Recep Akdağ sadece kendi değil, bir tarih de Vançelik’e yazdırmış!
Başbakan Yardımcısı olan Recep Akdağ sadece Türkiye’nin en uzun süreli Sağlık Bakanı olarak tarihe geçmemiş, kendi şehri olan Erzurum’un İl Sağlık Müdürü Serhat Vançelik’e de tarih yazdırmış. 1940 yılında Dr.Salim Cimilli ile başlayan İl Sağlık Müdürlüğü görevinde en fazla koltukta oturan da ilginçtir, Serhat Vançelik olmuş. Kuşkusuz Vançelik’in bir yıl içinde 3 müdürün değişebildiği İl Sağlık Müdürlüğü gibi bir kurumda bu kadar süre kalması da gerek siyasi irade ve gerekse o Akdağ’dan kaynaklansa gerek. Akdağ da memnun ki Serhat Vançelik’in tam 10 yıl gibi uzun bir süre görevde kalmasını sağlamış. 1940 yılından bu yana Erzurum’da tam 28 Sağlık Müdürü görev almış. Serhat Vançelik 2007 yılında koltuğu Ali Daşdan’dan almış ve o gün bugündür de İl Müdür. Görünen o ki, Bakan Akdağ iyi de etmiş. Onca yılın Basın emekçisiyim, ilk defa bu kadar süre görevde kalmasına rağmen eleştirilmeyen bir il müdürünü görüyor, tanıyorum. Zaten tanımaz-etmez beni. Babamın oğlu değil, hakkında hiç kötü bir şey duymuşluğum bir isim değildir Vançelik. Aynı zamanda Profesör de olan 49 yaşındaki Serhat Vançelik, yeni Bakanın uygulamaya koyacağı sistemde de İl Müdürlüğü için en kuvvetli aday. Gerçi Halk Sağlığı’nın sevilen Müdürü Dr. Mahmut Uçar da anladığım kadarıyla İl Müdürlüğü’nü istiyor ama inanıyorum ki olmasa da Vançelik olursa bundan hiç rahatsızlık duymaz. İşte ben böyle adamları seviyor ve buradan da kendi adıma kamuoyuna duyurmayı görev sayıyorum.
--
Seni tanıdığıma memnun oldum Çırçırlı Zühtü!

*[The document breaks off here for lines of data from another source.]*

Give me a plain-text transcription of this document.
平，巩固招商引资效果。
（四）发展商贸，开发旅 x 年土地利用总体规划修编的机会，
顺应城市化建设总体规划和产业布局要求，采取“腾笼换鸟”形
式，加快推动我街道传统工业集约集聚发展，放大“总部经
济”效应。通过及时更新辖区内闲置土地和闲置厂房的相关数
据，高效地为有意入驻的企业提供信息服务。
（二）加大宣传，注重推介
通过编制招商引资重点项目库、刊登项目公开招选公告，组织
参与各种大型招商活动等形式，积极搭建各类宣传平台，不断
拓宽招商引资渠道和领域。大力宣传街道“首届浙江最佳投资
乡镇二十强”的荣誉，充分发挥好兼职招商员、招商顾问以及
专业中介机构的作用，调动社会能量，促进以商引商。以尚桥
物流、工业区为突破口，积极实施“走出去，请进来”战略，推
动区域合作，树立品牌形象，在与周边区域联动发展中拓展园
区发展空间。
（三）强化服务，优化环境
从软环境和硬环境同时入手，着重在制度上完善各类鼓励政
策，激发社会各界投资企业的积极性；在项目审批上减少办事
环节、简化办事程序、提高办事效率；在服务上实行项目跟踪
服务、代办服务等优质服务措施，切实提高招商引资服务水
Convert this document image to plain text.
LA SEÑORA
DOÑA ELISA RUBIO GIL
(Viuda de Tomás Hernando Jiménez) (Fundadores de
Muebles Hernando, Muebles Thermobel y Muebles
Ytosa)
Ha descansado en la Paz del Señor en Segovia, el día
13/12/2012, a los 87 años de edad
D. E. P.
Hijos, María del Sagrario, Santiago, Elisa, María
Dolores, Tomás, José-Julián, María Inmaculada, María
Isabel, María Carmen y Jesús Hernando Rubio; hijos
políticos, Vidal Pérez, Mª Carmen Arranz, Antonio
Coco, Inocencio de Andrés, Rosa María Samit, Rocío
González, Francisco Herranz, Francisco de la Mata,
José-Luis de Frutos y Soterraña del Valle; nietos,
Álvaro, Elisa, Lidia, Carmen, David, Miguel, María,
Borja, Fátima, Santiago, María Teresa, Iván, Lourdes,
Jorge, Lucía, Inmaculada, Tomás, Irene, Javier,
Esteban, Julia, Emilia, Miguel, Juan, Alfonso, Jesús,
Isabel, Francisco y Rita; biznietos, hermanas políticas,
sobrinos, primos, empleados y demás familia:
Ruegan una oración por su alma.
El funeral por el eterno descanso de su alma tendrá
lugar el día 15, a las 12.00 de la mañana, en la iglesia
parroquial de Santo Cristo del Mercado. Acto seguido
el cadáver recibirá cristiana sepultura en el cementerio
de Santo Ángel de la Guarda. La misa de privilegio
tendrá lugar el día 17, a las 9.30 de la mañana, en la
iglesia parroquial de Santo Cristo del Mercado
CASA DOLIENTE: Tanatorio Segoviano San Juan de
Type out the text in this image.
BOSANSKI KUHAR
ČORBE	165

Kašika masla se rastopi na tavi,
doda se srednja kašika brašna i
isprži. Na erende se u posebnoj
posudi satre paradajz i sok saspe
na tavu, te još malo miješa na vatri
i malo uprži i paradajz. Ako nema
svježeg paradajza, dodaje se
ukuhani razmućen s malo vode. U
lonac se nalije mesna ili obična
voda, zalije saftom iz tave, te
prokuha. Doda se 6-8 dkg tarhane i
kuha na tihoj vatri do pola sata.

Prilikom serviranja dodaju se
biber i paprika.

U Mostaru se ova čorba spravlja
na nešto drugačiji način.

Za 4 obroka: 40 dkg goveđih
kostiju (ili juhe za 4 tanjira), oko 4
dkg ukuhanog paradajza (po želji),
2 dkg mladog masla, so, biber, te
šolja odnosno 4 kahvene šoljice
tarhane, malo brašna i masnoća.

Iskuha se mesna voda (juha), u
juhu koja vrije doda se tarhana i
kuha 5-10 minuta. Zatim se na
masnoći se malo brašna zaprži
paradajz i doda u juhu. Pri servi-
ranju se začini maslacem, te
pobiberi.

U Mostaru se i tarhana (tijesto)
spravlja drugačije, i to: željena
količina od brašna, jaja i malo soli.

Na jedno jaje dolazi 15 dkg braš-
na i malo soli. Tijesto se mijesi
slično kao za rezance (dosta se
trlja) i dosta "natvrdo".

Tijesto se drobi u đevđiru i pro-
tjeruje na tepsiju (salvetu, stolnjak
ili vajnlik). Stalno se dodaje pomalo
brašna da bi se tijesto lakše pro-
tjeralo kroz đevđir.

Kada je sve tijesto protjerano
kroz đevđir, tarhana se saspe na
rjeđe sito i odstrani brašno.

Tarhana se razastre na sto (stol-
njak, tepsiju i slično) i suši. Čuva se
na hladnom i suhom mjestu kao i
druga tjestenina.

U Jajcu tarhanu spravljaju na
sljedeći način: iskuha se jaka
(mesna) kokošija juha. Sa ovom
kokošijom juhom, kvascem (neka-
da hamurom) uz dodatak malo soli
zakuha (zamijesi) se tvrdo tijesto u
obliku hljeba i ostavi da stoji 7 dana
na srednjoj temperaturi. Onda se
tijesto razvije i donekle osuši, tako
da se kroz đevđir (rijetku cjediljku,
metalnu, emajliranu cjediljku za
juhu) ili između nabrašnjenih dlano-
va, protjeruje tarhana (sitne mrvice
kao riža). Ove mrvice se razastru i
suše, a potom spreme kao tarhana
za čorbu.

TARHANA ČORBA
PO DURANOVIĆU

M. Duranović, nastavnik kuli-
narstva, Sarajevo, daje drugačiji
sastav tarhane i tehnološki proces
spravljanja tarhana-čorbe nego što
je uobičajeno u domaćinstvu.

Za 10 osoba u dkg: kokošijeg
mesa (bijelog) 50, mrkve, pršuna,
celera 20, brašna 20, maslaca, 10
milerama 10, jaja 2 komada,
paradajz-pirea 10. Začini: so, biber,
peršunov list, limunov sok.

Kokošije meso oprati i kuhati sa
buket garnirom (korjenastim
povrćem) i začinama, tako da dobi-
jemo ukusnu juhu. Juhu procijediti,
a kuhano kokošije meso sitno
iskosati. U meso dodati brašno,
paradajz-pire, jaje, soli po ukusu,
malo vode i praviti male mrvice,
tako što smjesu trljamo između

GEÇMİŞİMİZ ZENGİNLİĞİMİZDİR
Geçmiş toz gibidir, üfle gitsin demiş adamın biri. Hadi ordan, hadi ordan! Geçmiş bizim zenginliğimizdir. Atamızdır, babamızdır, anamızdır. Ben Oscar Wilde’ciyim. O, hiç kimsenin geçmişini satın alacak kadar zengin olmadığını, olamayacağını söyler. Mesela geçmişimden olan Zühtü Akbaba ismi benim için önemli bir isimdir, akrabam gibidir. Profesyonelliğe ilk adım attığında Erzurumspor’un antrenörü değildir sadece Zühtü Akbaba. Aynı zamanda Erzurum’un eski bıçkın delikanlılarından, meşhur boksörlerindendir. ‘Çırçırlı Zühtü’ diye nam salmıştır,İsim yapmıştır, iz bırakmıştır. Klasik bir laf olacak ama, bir adamdır o, ama çok adamdır. Onca yaşamışlığına rağmen Dadaş doğmuş, Dadaş kalmıştır. Benim için Alvarlı Efe Hazretleri, İbrahim Hakkı, Nefi, Cevat Dursunoğlu, Cemal Gürsel, Münir Demirci, Nurettin Topçu, Müftü Solakzade, Nafiz Kotan, Haydar Telhuner, Mehmet Nuri Yılmaz, Nihat Kabanlı, Nazif Kuran, İbrahim Erkal, Reyhani gibi marka isimler neyse Zühtü Akbaba da odur. O da Erzurum’un sembol isimlerinden biridir.
AHIM GİTTİ, VAHIM KALDI!
Adını çok duyardım, tanışmak yeni nasip oldu. Polat Otel’in Müdürlüğünü yapan Hami Akbaba’nın babası olan Zühtü Akbaba ile görüştüm hafta sonu. Uzun süredir İstanbul’da yaşıyor ve gerçek bir dadaş. 86 yaşına basmasına rağmen maşallah, hafıza yaşı 25! Denildiği gibi, son derece şık, bakımlı, tiril tiril! Helallık almaya geldim diyor ve ne kadar tanıdıkları varsa misafir etmiş Polat Otel’e, onlarla orada görüşüyor, hasret gideriyor. Bir arkadaşı onun için, ‘’Çırçırlı Zühtü eskiden yoldan geçerken biz kaldırım değiştirirdik. Dövmediği adam olmazdı. Böyle yiğit az gelmiştir’’ dedi. Zühtü ağabeye bunu sordum. Gerçekten de gençliğinde denildiği gibi ‘şergade’ miydi acaba? ‘’Ben yetim büyüdüm. Herkes benden korkardı, ben annemden’’ dedi, söylenenlerin doğru olduğunu belirtti. Artık ah’ının gittiğini, vah’ının kaldığını ifade ediyor. Tanımaktan mutluluk duyduğum adamlardan olan Zühtü Akbaba, şişman bir çocuğun pastayı sevdiği gibi seviyorum seni. Sağlıcakla kal güzel ağabey..
--
Gündem bahane, sohbet şahane!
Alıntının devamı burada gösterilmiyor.